A panel from the Appellate Division, First Department found that Goldberg's failure to disclose his fee-sharing arrangement ran afoul of New York's rules for professional conduct for attorneys; Goldberg admitted to the conduct, according to the court's ruling.

Justices Judith Gische, Troy Webber, Jeffrey Oing, Anil Singh and Cynthia Kern joined in the ruling.

Kevin Culley appeared for the grievance committee.

Ethics attorney Michael Ross of the Law Offices of Michael S. Ross appeared for Goldberg. He did not respond to a request for comment.

Silver, 74, was first convicted on charges from the two bribery schemes in 2016, but the U.S. Court of Appeals for the Second Circuit later tossed out the conviction, citing a U.S. Supreme Court ruling that narrowed bribery statutes, thus requiring prosecutors pursuing corruption cases to show that alleged schemes resulted in tangible government actions.

The reversal of Silver's first conviction turned on jury instructions provided by U.S. District Judge Valerie Caproni of the Southern District of New York that the appeals court found were too broad in terms of which acts constitute bribery.

Silver was convicted on his retrial in May, and his case is taking a second trip to the Second Circuit. He had been scheduled to surrender for his prison sentence on Oct. 4, but the prior day a three-judge panel of the Second Circuit granted a reprieve for Silver to stay out on bail while his appeal is pending.

The federal appeals court issued the reprieve following an hourlong hearing in which Meir Feder of Jones Day, who represents Silver, took questions from the judges on the merits of their appeal.

Both the prosecution and Caproni “lost sight” of the limitations that the U.S. Supreme Court set to distinguish conduct that “might not win any good government award but is not outlawed by federal bribery laws,” Feder said, according to a recording of the proceedings.
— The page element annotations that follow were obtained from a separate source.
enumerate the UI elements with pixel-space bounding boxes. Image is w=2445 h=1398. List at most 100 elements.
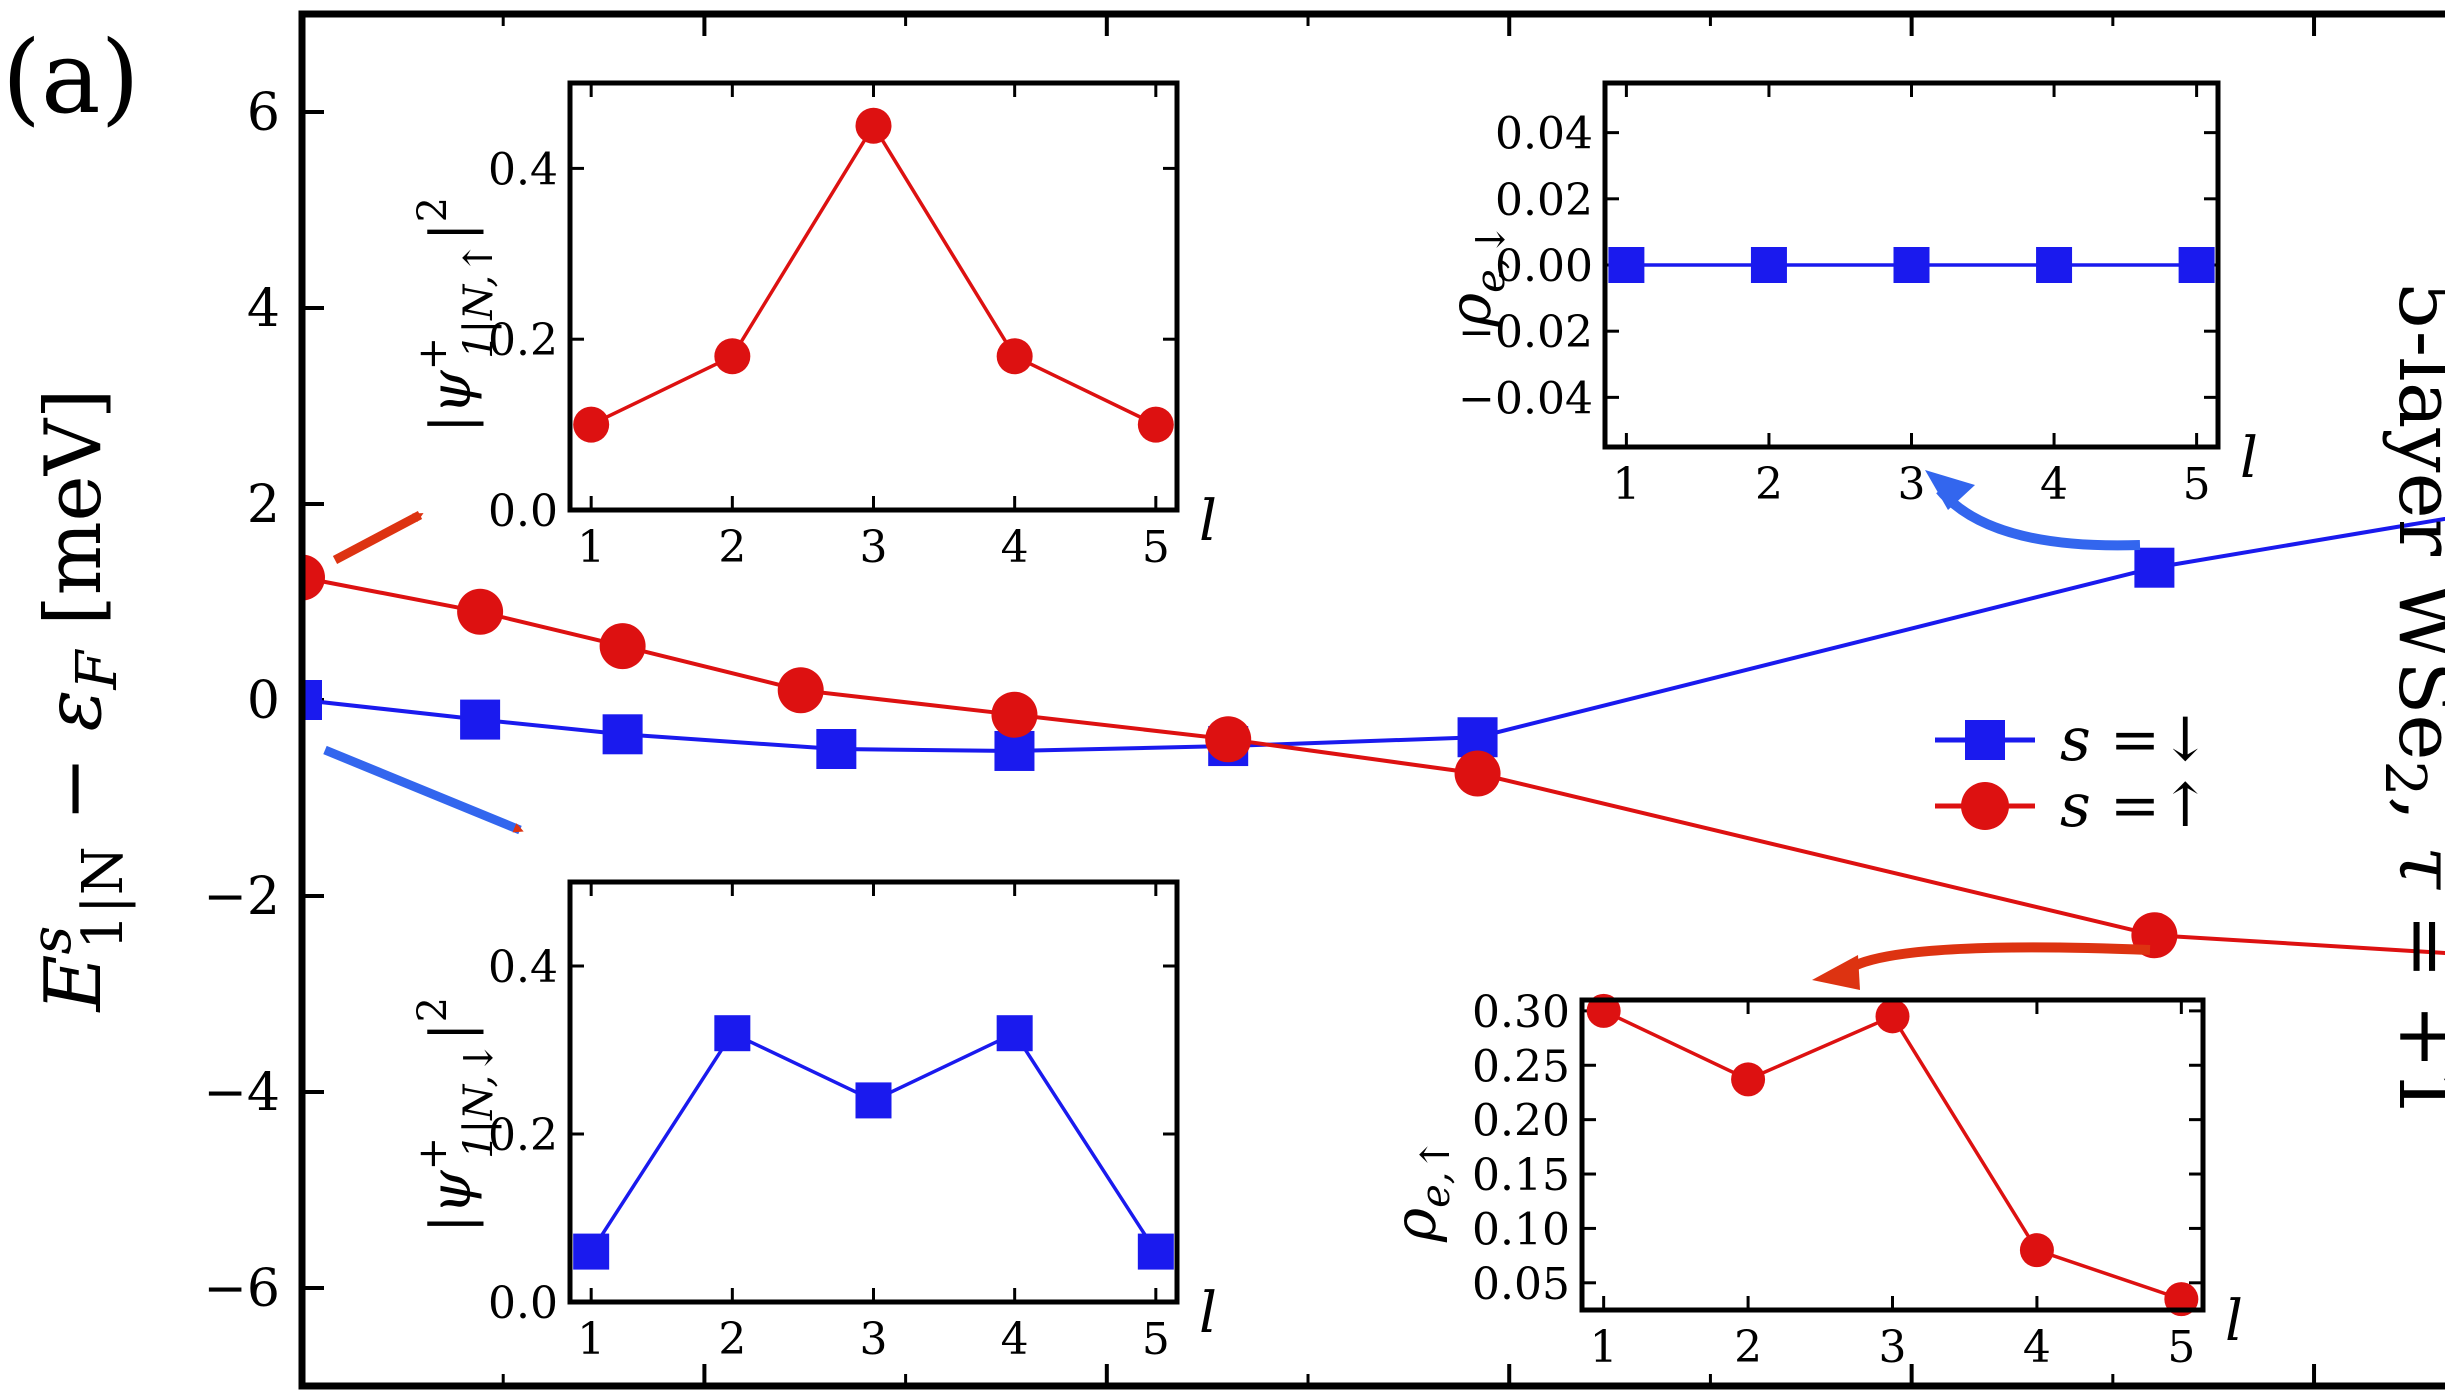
main-ytick-label: −2 (203, 867, 280, 927)
arrow-head-upper-right (1925, 470, 1975, 510)
inset-xtick-label: 3 (860, 1314, 888, 1365)
main-ytick-label: −4 (203, 1063, 280, 1123)
legend-label-up: s =↑ (2060, 771, 2210, 841)
inset-point (855, 107, 892, 144)
main-ytick-label: 0 (247, 671, 280, 731)
main-point-down (460, 699, 501, 740)
inset-xtick-label: 1 (1612, 459, 1640, 510)
inset-xtick-label: 5 (2167, 1322, 2195, 1373)
inset-point (2178, 247, 2215, 283)
inset-psi-down-ylabel: |ψ+1|N,↓|2 (410, 997, 502, 1233)
main-point-up (1454, 750, 1501, 797)
inset-ytick-label: 0.25 (1472, 1041, 1570, 1092)
main-point-up (1205, 716, 1252, 763)
arrow-to-lower-left-inset (323, 745, 524, 835)
inset-ytick-label: 0.4 (488, 144, 558, 195)
main-ytick-label: 2 (247, 475, 280, 535)
inset-xtick-label: 2 (718, 522, 746, 573)
inset-xtick-label: 5 (2183, 459, 2211, 510)
inset-xtick-label: 4 (2040, 459, 2068, 510)
inset-rho-down: 1 2 3 4 5 −0.04 −0.02 0.00 0.02 0.04 l (1458, 80, 2258, 510)
inset-ytick-label: 0.30 (1472, 987, 1570, 1038)
inset-point (1875, 999, 1910, 1034)
inset-xtick-label: 2 (1734, 1322, 1762, 1373)
inset-point (1731, 1062, 1766, 1097)
inset-xtick-label: 2 (1755, 459, 1783, 510)
main-plot: −6 −4 −2 0 2 4 6 (203, 10, 2445, 1390)
legend-marker-circle (1961, 782, 2009, 830)
legend-label-down: s =↓ (2060, 705, 2210, 775)
inset-xlabel: l (2240, 426, 2258, 491)
inset-frame (1579, 997, 2206, 1313)
inset-rho-up: 1 2 3 4 5 0.050.100.150.200.250.30 l (1472, 987, 2243, 1373)
inset-ytick-label: −0.02 (1458, 307, 1593, 358)
inset-point (573, 1233, 610, 1270)
inset-ytick-label: 0.04 (1495, 109, 1593, 160)
main-point-down (602, 714, 643, 755)
main-edge-points (302, 554, 325, 720)
inset-xtick-label: 2 (718, 1314, 746, 1365)
inset-point (2019, 1233, 2054, 1268)
main-point-edge-down (302, 680, 322, 720)
pointer-arrows (323, 470, 2151, 990)
main-point-down (2134, 547, 2175, 588)
inset-xtick-label: 4 (2023, 1322, 2051, 1373)
inset-xtick-label: 1 (577, 1314, 605, 1365)
inset-ytick-label: 0.2 (488, 315, 558, 366)
inset-xlabel: l (1199, 489, 1217, 554)
main-point-edge-up (302, 554, 325, 601)
inset-point (1608, 247, 1645, 283)
inset-background (570, 83, 1177, 510)
inset-ylabels: |ψ+1|N,↑|2 |ψ+1|N,↓|2 ρe,↓ ρe,↑ (410, 197, 1514, 1243)
inset-ytick-label: 0.05 (1472, 1259, 1570, 1310)
inset-ytick-label: 0.10 (1472, 1204, 1570, 1255)
main-point-up (777, 667, 824, 714)
main-ytick-label: 4 (247, 279, 280, 339)
inset-frame (567, 879, 1180, 1305)
arrow-to-upper-left-inset (332, 511, 424, 564)
inset-xtick-label: 5 (1142, 522, 1170, 573)
inset-xtick-label: 1 (577, 522, 605, 573)
inset-point (714, 338, 751, 375)
inset-xtick-label: 3 (1879, 1322, 1907, 1373)
inset-xtick-label: 3 (860, 522, 888, 573)
main-frame (298, 10, 2445, 1390)
inset-xtick-label: 4 (1001, 522, 1029, 573)
inset-xtick-label: 1 (1590, 1322, 1618, 1373)
inset-psi-up-ylabel: |ψ+1|N,↑|2 (410, 197, 502, 433)
arrow-head-lower-right (1812, 955, 1860, 990)
inset-point (573, 406, 610, 443)
main-ytick-label: 6 (247, 83, 280, 143)
inset-ytick-label: 0.00 (1495, 241, 1593, 292)
inset-point (1750, 247, 1787, 283)
inset-point (1893, 247, 1930, 283)
arrow-to-lower-right-inset (1847, 942, 2151, 973)
inset-ytick-label: 0.2 (488, 1110, 558, 1161)
inset-rho-up-ylabel: ρe,↑ (1381, 1138, 1459, 1243)
inset-xlabel: l (2225, 1289, 2243, 1354)
inset-xtick-label: 5 (1142, 1314, 1170, 1365)
main-ytick-label: −6 (203, 1259, 280, 1319)
inset-ytick-label: 0.4 (488, 942, 558, 993)
main-point-down (816, 729, 857, 769)
inset-point (996, 1015, 1033, 1052)
inset-frame (567, 80, 1180, 513)
inset-point (2036, 247, 2073, 283)
right-side-label: 5-layer WSe2, τ = +1 (2372, 281, 2445, 1119)
inset-ytick-label: 0.15 (1472, 1150, 1570, 1201)
inset-point (996, 338, 1033, 375)
inset-ytick-label: 0.20 (1472, 1096, 1570, 1147)
panel-label: (a) (2, 19, 140, 136)
main-point-up (457, 588, 504, 635)
inset-ytick-label: −0.04 (1458, 373, 1593, 424)
inset-background (1582, 1000, 2203, 1310)
inset-point (714, 1015, 751, 1052)
inset-xlabel: l (1199, 1281, 1217, 1346)
legend-marker-square (1965, 720, 2005, 760)
inset-ytick-label: 0.02 (1495, 175, 1593, 226)
inset-point (855, 1082, 892, 1119)
inset-psi-down: 1 2 3 4 5 0.0 0.2 0.4 l (488, 879, 1217, 1365)
main-series (301, 516, 2445, 959)
inset-xtick-label: 3 (1898, 459, 1926, 510)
“Federal bribery law does not prohibit everything that seems bad or distasteful, it prohibits something specific,” Feder said. “It doesn't prohibit providing benefits to powerful officials to curry favor with them. It doesn't prohibit officials from taking actions that they know that affect their benefactors or contributors.”

While the court granted bail, Judge Jose Cabranes said its decision should not be interpreted to provide its views regarding the merits of Silver's appeal.

“This is a merits panel and we're not here to predict the possibility of reversal,” he said.